夏までに痩せなきゃ

夏が近づいてきた。

夏が近づいてきたらやらなくてはいけないのがダイエット。

アザラシ達は厳しい寒さに耐える為に分厚い皮下脂肪を己の肉体に装備しているらしい。

なので人間達は夏の前になると逆に身体の脂肪を削って体温を下げやすくして、夏の暑さを乗り越えようとするのかもしれない。

なのでそんな賢いサピエンス達は、夏が近づいてくるとこんなセリフを吐く。

 

 

「夏までに痩せなきゃ」

 

 

ライザップの餌食。

ちょっと前ならビリーズブートキャンプの餌食だし、たぶんスピードラーニングを買ってる。

英会話力と美しい肉体を得る事が出来れば国境を超えたサピエンス同士で交尾に勤しむこともできるけど、話はそんな簡単ではないと思う。

「夏までに」などと言っているということは、今は痩せてない考えて良いと思う。

そんな人は聞くだけで覚える英会話を聞いてすらない。

どんな素晴らしい英語教材でも、タンスの奥にしまっているだけでは「マンハッタン」のことを「マンハッッンーー!」と言えるようにはならない。

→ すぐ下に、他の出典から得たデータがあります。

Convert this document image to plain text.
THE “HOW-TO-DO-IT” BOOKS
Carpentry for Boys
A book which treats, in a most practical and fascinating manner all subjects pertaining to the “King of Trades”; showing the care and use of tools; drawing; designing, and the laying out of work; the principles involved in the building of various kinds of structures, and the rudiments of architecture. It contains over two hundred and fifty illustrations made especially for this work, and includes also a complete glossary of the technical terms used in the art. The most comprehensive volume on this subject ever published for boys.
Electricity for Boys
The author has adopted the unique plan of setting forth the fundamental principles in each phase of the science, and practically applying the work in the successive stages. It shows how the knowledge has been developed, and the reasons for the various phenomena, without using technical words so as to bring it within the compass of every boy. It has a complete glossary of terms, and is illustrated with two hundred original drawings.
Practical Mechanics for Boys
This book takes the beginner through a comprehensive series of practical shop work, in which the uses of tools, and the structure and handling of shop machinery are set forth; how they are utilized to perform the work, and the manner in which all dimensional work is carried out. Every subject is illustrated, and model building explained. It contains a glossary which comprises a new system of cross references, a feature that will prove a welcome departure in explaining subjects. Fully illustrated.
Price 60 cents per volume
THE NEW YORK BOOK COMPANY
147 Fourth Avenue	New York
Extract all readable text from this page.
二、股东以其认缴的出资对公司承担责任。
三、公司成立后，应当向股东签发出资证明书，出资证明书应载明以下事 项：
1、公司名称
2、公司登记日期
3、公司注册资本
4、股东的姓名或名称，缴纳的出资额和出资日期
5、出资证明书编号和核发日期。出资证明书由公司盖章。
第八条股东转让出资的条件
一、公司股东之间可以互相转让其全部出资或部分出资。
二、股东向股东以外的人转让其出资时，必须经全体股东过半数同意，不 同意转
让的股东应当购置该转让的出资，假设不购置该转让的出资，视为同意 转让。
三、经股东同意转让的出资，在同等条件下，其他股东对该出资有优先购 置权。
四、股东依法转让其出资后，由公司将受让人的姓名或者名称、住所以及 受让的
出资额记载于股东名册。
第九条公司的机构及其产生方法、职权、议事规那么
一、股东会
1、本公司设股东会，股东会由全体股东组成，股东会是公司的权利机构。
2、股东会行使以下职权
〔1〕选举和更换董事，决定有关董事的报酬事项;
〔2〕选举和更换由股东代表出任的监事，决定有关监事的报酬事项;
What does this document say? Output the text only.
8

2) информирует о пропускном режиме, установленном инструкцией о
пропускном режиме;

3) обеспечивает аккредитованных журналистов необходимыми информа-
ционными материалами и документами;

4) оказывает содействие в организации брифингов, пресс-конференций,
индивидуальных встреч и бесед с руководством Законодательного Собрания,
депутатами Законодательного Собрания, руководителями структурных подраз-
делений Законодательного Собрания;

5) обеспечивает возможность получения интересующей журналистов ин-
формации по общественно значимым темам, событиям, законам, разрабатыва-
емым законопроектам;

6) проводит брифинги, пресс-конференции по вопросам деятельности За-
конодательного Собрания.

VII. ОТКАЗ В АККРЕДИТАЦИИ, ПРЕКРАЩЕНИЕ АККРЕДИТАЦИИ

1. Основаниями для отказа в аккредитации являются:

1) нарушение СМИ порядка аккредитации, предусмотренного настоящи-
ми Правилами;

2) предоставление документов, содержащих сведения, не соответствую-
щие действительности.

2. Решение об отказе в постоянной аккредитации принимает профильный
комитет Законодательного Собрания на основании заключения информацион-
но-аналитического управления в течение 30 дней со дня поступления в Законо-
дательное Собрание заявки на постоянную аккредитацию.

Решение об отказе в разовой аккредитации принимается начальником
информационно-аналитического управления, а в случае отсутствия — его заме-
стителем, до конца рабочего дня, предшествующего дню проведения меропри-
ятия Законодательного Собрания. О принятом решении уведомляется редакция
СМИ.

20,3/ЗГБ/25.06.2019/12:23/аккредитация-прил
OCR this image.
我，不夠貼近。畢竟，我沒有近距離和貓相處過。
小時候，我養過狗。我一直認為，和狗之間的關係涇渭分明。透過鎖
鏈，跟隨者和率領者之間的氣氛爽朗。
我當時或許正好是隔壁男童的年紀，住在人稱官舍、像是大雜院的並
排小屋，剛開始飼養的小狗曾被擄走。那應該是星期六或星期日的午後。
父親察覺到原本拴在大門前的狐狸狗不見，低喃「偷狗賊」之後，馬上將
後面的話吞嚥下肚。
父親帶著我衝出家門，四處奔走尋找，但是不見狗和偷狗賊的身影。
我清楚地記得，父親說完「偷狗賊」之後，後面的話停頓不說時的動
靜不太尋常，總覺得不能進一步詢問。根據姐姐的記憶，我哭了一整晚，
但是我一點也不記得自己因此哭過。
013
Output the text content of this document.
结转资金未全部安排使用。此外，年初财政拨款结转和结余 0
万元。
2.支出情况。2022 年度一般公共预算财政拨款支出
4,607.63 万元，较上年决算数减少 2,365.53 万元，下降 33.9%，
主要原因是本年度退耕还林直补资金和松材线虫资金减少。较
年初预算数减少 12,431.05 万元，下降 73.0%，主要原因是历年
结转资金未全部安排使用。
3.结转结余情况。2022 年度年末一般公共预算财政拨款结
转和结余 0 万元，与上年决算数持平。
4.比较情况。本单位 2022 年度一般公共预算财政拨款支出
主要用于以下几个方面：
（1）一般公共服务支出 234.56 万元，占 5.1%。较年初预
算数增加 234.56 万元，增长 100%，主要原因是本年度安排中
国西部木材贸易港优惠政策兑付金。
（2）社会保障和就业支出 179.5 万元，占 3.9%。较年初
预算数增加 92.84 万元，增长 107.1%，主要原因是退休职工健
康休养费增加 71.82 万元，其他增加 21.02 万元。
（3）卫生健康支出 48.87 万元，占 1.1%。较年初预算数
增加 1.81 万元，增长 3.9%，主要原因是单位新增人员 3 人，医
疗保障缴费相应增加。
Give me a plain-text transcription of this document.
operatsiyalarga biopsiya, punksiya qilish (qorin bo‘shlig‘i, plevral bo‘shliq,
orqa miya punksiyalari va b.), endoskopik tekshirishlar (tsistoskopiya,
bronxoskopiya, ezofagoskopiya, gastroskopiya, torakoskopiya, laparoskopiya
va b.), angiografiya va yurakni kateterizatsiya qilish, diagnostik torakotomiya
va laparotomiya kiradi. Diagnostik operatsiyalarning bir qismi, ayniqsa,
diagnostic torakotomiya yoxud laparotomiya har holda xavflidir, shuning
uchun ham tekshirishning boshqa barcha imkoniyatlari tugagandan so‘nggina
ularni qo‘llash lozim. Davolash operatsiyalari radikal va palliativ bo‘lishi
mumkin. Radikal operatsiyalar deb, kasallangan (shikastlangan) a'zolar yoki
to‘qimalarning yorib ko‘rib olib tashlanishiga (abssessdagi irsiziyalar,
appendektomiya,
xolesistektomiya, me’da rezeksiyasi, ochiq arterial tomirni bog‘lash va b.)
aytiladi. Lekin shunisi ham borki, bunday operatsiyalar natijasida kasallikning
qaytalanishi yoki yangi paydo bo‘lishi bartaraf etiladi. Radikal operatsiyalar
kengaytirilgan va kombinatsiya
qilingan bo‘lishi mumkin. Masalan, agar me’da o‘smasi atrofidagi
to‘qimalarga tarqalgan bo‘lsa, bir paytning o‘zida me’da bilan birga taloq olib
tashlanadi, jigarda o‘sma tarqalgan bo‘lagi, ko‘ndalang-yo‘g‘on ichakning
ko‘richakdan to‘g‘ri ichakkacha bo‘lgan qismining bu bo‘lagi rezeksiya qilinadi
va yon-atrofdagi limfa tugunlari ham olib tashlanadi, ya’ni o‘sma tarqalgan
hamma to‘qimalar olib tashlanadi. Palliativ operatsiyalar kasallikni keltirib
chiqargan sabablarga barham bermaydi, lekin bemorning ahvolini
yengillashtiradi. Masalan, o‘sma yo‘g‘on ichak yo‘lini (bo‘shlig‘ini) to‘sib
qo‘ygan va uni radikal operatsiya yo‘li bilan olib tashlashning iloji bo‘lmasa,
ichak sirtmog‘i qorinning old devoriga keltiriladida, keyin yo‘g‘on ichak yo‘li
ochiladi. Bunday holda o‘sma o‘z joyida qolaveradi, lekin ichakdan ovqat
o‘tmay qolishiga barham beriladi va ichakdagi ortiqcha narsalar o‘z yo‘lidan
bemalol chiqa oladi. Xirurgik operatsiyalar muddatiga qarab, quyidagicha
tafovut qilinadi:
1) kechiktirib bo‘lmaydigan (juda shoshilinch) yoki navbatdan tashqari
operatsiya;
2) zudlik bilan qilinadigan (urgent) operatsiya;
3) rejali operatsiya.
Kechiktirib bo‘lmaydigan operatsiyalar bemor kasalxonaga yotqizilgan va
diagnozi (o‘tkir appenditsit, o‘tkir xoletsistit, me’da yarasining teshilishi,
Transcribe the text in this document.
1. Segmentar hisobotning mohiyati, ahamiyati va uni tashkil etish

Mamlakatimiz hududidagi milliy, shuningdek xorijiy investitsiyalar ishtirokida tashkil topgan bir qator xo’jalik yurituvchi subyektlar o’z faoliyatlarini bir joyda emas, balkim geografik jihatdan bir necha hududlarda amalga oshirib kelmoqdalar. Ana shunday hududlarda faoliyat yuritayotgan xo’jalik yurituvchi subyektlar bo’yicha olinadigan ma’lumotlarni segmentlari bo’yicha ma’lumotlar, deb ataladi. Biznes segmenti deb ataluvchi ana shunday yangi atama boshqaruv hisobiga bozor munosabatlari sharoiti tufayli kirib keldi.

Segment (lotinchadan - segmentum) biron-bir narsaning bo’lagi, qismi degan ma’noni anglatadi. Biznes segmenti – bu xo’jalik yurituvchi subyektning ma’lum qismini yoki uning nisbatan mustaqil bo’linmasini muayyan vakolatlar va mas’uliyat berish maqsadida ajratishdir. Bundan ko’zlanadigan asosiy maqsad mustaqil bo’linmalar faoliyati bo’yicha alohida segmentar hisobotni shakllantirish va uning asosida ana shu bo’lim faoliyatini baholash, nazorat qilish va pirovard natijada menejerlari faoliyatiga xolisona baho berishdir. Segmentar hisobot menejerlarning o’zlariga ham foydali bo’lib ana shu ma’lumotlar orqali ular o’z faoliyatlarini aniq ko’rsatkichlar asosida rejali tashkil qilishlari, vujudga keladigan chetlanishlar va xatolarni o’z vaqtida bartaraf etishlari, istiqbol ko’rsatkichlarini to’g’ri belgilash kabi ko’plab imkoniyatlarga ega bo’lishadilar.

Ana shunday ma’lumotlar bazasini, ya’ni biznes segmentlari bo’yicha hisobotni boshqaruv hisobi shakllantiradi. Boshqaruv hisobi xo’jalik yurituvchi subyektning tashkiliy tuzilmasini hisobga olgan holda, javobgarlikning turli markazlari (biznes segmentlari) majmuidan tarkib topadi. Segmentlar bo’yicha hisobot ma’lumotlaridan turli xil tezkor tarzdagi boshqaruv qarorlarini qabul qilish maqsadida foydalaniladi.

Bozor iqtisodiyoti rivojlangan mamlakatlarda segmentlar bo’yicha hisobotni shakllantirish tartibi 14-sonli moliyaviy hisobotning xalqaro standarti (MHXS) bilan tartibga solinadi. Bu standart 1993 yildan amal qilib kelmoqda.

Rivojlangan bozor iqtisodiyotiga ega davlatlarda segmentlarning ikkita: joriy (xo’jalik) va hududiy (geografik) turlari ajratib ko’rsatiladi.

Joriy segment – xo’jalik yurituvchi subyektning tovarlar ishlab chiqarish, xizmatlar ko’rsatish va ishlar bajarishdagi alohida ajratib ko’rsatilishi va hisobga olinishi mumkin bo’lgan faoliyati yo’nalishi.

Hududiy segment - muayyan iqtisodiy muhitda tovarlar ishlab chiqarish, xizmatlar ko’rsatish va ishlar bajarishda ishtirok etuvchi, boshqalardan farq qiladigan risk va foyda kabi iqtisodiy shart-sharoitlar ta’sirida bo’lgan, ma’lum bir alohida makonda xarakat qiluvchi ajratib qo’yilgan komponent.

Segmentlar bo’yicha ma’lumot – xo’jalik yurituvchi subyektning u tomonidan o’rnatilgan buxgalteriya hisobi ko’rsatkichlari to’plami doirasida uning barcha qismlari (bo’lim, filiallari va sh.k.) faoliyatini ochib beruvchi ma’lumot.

それでは夏の思い出が何も残らない代わりに、カードの支払いだけが残る。

でも業績予想を大幅に下方修正した結果、「自らの体質は改善できず」と叩かれまくってるライザップとかに通って、なんとか自分の体重は下方修正できる人もいる。

そんな人たちはその素敵なスタイルで所持しながら、夏を終えた時にこう思うのかもしれない。

 

 

「間に合ってよかった」

 

 

滑りこみセーフ。

良い結果を残せたらしい。

もくもくと沢山の汗をかいてきたお陰で、もっと沢山の汗をかく事に成功したのかもしれない。

昼夜問わず休まないそのストイックな姿勢は見習いたいと思うし、祝福もしてあげたいし羨ましい。

でも頑張って汗をかいてシックスパックを手に入れたのに、試合に出ることのできなかった残念なアスリートもいると思う。

「痩せても意味ないじゃん・・・」と落胆してるかもしれないけど、安心して欲しい。

あの本田圭佑は「失敗」を「チャンス」と読むらしい。

原因は他のとこにあったのかもしれない。

嫌いだとしてもまずはザコキャラと多く試合を重ねてから中ボス以上に挑むようにした方が良いと思う。

夏というシチュエーションには「分相応」という言葉が一番しっくりくる。